The request tracker generates a unique id per request that comes in to the client.

When a new request comes into the client, it generates a unique id for this request and persists it along with some metadata to some form of local storage. It tracks the completion status of this request as part of the metadata.

Lease Manager

The lease manager is a little more interesting. It took a little digging to understand exactly what the purpose of this is.

For every request that comes in, a client must contact the Lease Manager and obtain a lease for the resource it wants to access. The identifier for this lease is the unique identifier for the RPC call. The client is expected to renew this lease within some time period. If the lease for a client expires, the server does not service the request.

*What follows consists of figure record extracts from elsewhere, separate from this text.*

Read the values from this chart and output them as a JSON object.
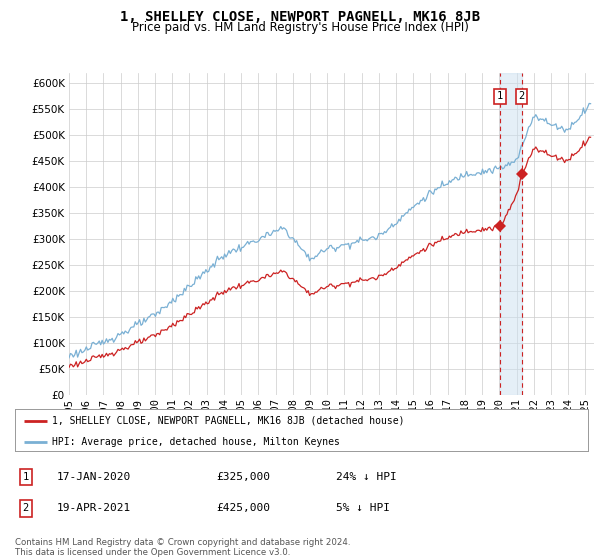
{
  "title": "1, SHELLEY CLOSE, NEWPORT PAGNELL, MK16 8JB",
  "subtitle": "Price paid vs. HM Land Registry's House Price Index (HPI)",
  "ylim": [
    0,
    620000
  ],
  "yticks": [
    0,
    50000,
    100000,
    150000,
    200000,
    250000,
    300000,
    350000,
    400000,
    450000,
    500000,
    550000,
    600000
  ],
  "xlim_start": 1995.0,
  "xlim_end": 2025.5,
  "background_color": "#ffffff",
  "grid_color": "#cccccc",
  "hpi_color": "#7ab0d4",
  "price_color": "#cc2222",
  "sale1_date_num": 2020.04,
  "sale1_price": 325000,
  "sale1_label": "1",
  "sale2_date_num": 2021.29,
  "sale2_price": 425000,
  "sale2_label": "2",
  "legend_entry1": "1, SHELLEY CLOSE, NEWPORT PAGNELL, MK16 8JB (detached house)",
  "legend_entry2": "HPI: Average price, detached house, Milton Keynes",
  "table_row1": [
    "1",
    "17-JAN-2020",
    "£325,000",
    "24% ↓ HPI"
  ],
  "table_row2": [
    "2",
    "19-APR-2021",
    "£425,000",
    "5% ↓ HPI"
  ],
  "footer": "Contains HM Land Registry data © Crown copyright and database right 2024.\nThis data is licensed under the Open Government Licence v3.0.",
  "title_fontsize": 10,
  "subtitle_fontsize": 8.5,
  "tick_fontsize": 7.5,
  "legend_fontsize": 7.5
}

Here’s a nice article on leases which can explain the concept in more depth.

Result Tracker

The result tracker module is meant to provide completion records for each request, sometimes called a Completion Object.

Everytime a request is serviced by the server, either successfully or otherwise, it is written to the local persistence store as a Completion Object record. Once the server has sent the response back to the client and received acknowledgement from the client of it’s receipt, it marks the record for garbage collection which runs during the compaction process.

Lifetime Of A Request

RIFL Overview

The request comes in from an application to a client. Now, the client generates a unique id for this request. In RIFL, identifiers consist of two parts: a 64-bit unique identifier for the client and a 64-bit sequence number allocated by that client.

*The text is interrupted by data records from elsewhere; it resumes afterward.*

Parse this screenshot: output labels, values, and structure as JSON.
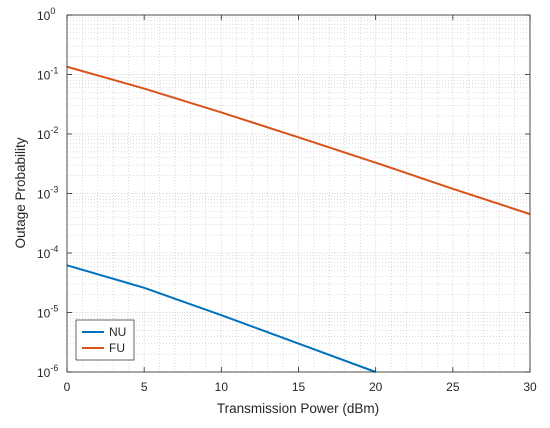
{
  "chart_data": {
    "type": "line",
    "title": "",
    "xlabel": "Transmission Power (dBm)",
    "ylabel": "Outage Probability",
    "xlim": [
      0,
      30
    ],
    "ylim": [
      1e-06,
      1
    ],
    "yscale": "log",
    "grid": true,
    "minor_grid": true,
    "legend_position": "bottom-left",
    "x_ticks": [
      0,
      5,
      10,
      15,
      20,
      25,
      30
    ],
    "x_tick_labels": [
      "0",
      "5",
      "10",
      "15",
      "20",
      "25",
      "30"
    ],
    "y_ticks": [
      {
        "value": 1e-06,
        "base": "10",
        "exp": "-6"
      },
      {
        "value": 1e-05,
        "base": "10",
        "exp": "-5"
      },
      {
        "value": 0.0001,
        "base": "10",
        "exp": "-4"
      },
      {
        "value": 0.001,
        "base": "10",
        "exp": "-3"
      },
      {
        "value": 0.01,
        "base": "10",
        "exp": "-2"
      },
      {
        "value": 0.1,
        "base": "10",
        "exp": "-1"
      },
      {
        "value": 1,
        "base": "10",
        "exp": "0"
      }
    ],
    "series": [
      {
        "name": "NU",
        "color": "#0072BD",
        "x": [
          0,
          5,
          10,
          15,
          20
        ],
        "y": [
          6.2e-05,
          2.6e-05,
          9e-06,
          3e-06,
          1e-06
        ]
      },
      {
        "name": "FU",
        "color": "#D95319",
        "x": [
          0,
          5,
          10,
          15,
          20,
          25,
          30
        ],
        "y": [
          0.135,
          0.058,
          0.023,
          0.0088,
          0.0033,
          0.0012,
          0.00045
        ]
      }
    ]
  }
}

Next, the request must attain a lease from the Lease Manager module. When a server receives a request, it checks if the lease is still valid by contacting the Lease Manager. If the lease is nearing expiration, the Lease Manager checks if the client is still reachable, and if it is, the lease is renewed. If the client is unreachable, the lease is allowed to expire.

Now, assuming the lease has been validated by the server, it is free to carry out the transaction required by the request. It typically does this by following a 2PC protocol. Before running this protocol, it first inserts a completion record for this request indicating the current status of the request. This completion record is identified by the request’s unique identifier.

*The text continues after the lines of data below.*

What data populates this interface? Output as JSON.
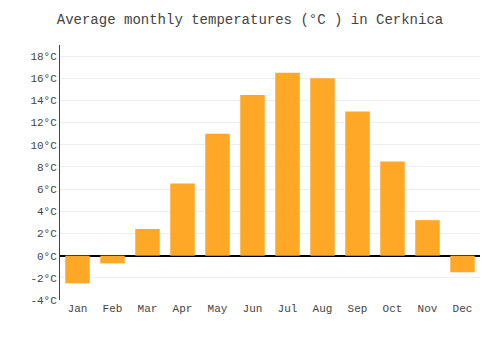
{
  "chart_data": {
    "type": "bar",
    "title": "Average monthly temperatures (°C ) in Cerknica",
    "categories": [
      "Jan",
      "Feb",
      "Mar",
      "Apr",
      "May",
      "Jun",
      "Jul",
      "Aug",
      "Sep",
      "Oct",
      "Nov",
      "Dec"
    ],
    "values": [
      -2.5,
      -0.7,
      2.4,
      6.5,
      11.0,
      14.5,
      16.5,
      16.0,
      13.0,
      8.5,
      3.2,
      -1.5
    ],
    "color": "#FFA726",
    "ylim": [
      -4,
      19
    ],
    "yticks": [
      {
        "value": -4,
        "label": "-4°C"
      },
      {
        "value": -2,
        "label": "-2°C"
      },
      {
        "value": 0,
        "label": "0°C"
      },
      {
        "value": 2,
        "label": "2°C"
      },
      {
        "value": 4,
        "label": "4°C"
      },
      {
        "value": 6,
        "label": "6°C"
      },
      {
        "value": 8,
        "label": "8°C"
      },
      {
        "value": 10,
        "label": "10°C"
      },
      {
        "value": 12,
        "label": "12°C"
      },
      {
        "value": 14,
        "label": "14°C"
      },
      {
        "value": 16,
        "label": "16°C"
      },
      {
        "value": 18,
        "label": "18°C"
      }
    ],
    "grid": true
  }
}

Assuming, the request is completed successfully and the client acknowledges receipt, the completion record can be marked as completed and garbage collected later.

Failure Scenarios

The classic failure scenario is where the client sends a request which is successfully served by the server, but the client crashes either:

  1. Before receiving the response from the server
  2. Before acknowleding receipt from the server

Let’s take a simple example of an e-commerce application. Assume that we are managing the state of a cart. Now, the application issues a request to the client to ADD(eggs, cart) which will add eggs to a cart.

The client issues this request to the server and then crashes before receiving and acknowledging a response.

Now, when the client restarts, it will notice that it has a request locally persisted which has not been completed. It will retry this request with the same request id.

The server receives this request and uses the request id as a lookup to see if it has already been serviced. Assuming it has already been serviced, the server will not perform the operation again but will instead return a successful response to the client.

The client will then update it’s local store to mark the request as completed and send it’s acknowledgement to the server. Upon receipt of the acknowledgement, the server will mark the record as acknowledged and mark it for garbage collection.

Conclusion

Reading about RIFL was pretty interesting and I’d highly recommend reading the paper itself.

RIFL attempts to first build a linearizable layer upon which to execute transactions. However, despite the failure scenarios it handles, it depends on the client being reliable enough that it first records and persist the request it is making before issuing it.

And what happens if a client one level up crashes immediately after issuing the request? Then that layer would require linearizability. The paper has a section which addresses this.

There is also a section on performance in the paper that is worth checking out.